A thyroidectomy is a procedure that removes all or part of the thyroid gland, which is an organ that regulates metabolism by releasing hormones. When diseases affect the thyroid gland, it can change the way it works, which can have a significant impact on your health.
A thyroidectomy can be used to cure a number of thyroid-related diseases such as an overactive thyroid gland, thyroid cancer, or large goiters on the gland which can cause breathing and swallowing difficulties.
What is a thyroidectomy?
A thyroidectomy is a surgery that removes all of the thyroid glands whereas a lobectomy is a surgery that only removes part of the gland.

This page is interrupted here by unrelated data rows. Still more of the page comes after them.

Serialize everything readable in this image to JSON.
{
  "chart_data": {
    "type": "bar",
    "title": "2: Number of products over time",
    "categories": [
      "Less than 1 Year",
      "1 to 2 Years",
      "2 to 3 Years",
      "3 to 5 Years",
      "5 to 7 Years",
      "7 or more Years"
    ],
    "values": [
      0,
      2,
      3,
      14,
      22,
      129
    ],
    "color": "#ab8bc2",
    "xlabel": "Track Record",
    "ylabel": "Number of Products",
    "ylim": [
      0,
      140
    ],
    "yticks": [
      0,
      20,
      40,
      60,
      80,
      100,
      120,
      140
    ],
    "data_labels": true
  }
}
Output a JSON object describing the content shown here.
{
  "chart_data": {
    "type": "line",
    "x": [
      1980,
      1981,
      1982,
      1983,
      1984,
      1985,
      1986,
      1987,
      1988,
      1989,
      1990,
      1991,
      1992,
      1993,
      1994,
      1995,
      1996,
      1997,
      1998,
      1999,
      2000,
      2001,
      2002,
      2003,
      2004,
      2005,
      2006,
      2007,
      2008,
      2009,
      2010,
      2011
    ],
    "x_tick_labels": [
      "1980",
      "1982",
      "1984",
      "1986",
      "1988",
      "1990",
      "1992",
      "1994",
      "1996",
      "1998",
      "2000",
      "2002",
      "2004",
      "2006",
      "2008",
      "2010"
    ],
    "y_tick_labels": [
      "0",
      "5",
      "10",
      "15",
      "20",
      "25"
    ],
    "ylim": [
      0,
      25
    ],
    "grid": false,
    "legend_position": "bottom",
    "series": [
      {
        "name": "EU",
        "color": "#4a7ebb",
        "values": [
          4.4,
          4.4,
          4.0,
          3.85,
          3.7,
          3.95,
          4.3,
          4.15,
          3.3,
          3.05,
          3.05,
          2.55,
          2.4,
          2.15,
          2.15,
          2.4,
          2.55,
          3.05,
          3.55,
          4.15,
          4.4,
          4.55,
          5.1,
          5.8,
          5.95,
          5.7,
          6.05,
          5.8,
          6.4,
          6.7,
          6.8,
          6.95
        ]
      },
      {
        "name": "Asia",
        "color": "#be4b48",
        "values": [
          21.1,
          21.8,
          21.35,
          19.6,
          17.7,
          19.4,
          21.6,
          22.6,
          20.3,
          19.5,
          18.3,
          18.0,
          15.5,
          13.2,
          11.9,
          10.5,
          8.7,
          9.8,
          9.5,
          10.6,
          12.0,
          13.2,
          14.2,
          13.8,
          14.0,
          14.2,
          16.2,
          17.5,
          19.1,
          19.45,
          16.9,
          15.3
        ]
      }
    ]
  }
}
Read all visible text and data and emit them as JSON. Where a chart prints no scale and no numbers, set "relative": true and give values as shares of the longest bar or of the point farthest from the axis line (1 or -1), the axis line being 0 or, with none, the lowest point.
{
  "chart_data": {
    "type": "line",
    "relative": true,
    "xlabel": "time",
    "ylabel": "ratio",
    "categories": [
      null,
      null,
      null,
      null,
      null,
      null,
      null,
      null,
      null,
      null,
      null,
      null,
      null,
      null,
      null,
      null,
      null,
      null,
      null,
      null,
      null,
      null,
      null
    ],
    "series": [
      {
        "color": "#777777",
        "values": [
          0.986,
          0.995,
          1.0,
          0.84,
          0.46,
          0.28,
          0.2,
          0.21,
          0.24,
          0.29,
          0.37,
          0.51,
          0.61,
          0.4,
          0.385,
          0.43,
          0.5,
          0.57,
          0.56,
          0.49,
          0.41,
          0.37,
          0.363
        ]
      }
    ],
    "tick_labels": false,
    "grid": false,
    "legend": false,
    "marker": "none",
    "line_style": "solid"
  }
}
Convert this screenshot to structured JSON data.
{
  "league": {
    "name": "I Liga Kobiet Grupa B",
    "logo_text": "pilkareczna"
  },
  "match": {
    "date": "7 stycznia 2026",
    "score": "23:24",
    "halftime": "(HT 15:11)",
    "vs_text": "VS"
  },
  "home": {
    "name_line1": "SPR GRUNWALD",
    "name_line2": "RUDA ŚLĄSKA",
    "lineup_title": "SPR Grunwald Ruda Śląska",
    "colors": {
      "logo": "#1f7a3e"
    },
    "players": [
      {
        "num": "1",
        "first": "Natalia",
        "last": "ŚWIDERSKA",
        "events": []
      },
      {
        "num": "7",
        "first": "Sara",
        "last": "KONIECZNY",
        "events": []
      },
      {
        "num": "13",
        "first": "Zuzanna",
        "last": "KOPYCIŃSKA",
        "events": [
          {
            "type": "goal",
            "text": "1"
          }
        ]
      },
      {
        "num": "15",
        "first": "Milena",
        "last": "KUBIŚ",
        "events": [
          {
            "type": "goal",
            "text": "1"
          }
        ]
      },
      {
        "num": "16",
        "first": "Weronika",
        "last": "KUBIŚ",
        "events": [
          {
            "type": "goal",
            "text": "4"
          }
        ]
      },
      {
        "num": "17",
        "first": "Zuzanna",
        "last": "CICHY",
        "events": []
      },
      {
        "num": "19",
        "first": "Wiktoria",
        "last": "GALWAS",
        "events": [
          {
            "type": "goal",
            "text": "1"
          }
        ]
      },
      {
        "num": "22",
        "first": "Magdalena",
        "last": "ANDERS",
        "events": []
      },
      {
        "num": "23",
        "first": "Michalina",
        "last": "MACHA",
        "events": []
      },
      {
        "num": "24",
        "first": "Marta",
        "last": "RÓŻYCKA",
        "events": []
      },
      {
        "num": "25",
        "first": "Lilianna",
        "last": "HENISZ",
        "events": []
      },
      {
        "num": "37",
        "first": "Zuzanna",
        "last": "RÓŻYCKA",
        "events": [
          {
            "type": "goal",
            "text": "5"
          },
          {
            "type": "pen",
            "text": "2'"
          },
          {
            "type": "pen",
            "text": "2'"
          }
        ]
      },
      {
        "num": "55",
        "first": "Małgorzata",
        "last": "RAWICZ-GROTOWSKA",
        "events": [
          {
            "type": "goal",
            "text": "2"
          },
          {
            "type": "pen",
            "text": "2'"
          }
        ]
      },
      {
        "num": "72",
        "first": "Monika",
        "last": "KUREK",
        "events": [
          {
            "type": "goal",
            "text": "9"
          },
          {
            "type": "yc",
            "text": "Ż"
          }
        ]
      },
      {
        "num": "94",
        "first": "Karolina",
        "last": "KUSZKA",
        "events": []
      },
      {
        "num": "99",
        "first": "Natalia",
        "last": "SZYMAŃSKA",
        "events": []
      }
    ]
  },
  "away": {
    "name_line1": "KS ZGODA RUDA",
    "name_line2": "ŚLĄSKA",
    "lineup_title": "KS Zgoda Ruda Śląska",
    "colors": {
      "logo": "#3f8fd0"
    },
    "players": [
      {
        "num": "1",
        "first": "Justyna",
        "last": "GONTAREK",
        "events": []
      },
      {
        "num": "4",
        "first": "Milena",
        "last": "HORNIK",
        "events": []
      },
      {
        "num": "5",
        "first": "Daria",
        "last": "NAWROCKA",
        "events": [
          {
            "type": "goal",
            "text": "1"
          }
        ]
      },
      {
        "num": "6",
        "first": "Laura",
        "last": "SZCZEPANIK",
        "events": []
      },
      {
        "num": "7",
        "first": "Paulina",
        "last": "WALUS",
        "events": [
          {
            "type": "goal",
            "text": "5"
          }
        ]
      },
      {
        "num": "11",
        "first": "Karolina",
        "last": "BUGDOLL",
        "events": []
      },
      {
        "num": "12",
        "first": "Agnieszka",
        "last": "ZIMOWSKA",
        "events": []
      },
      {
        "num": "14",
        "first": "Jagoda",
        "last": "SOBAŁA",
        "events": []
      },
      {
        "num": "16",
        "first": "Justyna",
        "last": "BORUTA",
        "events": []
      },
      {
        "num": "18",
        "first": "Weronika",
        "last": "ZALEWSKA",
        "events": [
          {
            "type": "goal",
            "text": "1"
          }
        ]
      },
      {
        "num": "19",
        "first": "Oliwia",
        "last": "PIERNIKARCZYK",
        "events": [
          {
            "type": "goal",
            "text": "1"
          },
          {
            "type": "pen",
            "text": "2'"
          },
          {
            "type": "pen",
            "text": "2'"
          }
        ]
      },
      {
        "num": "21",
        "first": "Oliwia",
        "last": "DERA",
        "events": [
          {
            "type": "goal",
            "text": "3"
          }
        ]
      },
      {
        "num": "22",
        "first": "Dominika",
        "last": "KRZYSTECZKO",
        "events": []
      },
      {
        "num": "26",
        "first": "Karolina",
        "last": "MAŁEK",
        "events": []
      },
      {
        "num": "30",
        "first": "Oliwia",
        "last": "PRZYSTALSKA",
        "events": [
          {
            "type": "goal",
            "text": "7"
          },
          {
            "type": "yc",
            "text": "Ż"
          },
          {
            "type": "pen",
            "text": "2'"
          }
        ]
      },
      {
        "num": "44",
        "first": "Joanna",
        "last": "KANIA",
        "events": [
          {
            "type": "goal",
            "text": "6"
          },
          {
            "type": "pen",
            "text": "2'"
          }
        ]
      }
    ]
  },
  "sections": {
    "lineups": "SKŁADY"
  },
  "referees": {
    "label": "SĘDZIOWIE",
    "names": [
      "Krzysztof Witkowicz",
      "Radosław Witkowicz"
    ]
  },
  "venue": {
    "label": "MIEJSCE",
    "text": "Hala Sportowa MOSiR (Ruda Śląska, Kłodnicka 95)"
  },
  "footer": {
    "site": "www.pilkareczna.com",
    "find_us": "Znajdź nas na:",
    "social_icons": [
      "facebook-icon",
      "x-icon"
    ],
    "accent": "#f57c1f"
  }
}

What does a thyroidectomy involve?
This is an operation that has to be done under a general anaesthetic. Once you are asleep, the thyroid surgeon will make a small cut across your neck, which will give access to the thyroid gland. While your thyroid gland (or part of it) is removed, everything is done to avoid damage to your parathyroid glands and the nerves that help to move your voice box muscles. Your parathyroid glands are found behind your thyroid gland and they help to control the amount of calcium in your body. They will then remove all or part of the gland, and this will usually take one to two hours.
What happens after a thyroidectomy?
After the procedure, you will be looked after by a nurse until you are well enough to drink. You will slowly be able to eat again, although it may be initially painful to do so. You will usually be prescribed pain control medication to help with this.
The day after your operation, your thyroid surgeon will see you to monitor your progress and ensure you are recovering well. A few people need a drain after a thyroidectomy to drain off reactionary fluid from where the thyroid gland was. The drain is usually removed a day or two after surgery. If you have the whole thyroid gland removed, you will usually need to have some blood tests to check your calcium levels.
You will also need to immediately start hormone replacement therapy (or thyroid medication), which will allow your body to function properly if the whole thyroid gland has been removed. This is usually required for the rest of your life.
This is a once-a-day pill that should be taken every morning. If you’ve had a lobectomy, you may not need to take tablets although a few patients do. Your thyroid surgeon will help to ensure you are on the correct dose of thyroxine.
You should be able to go home one to two days after your operation.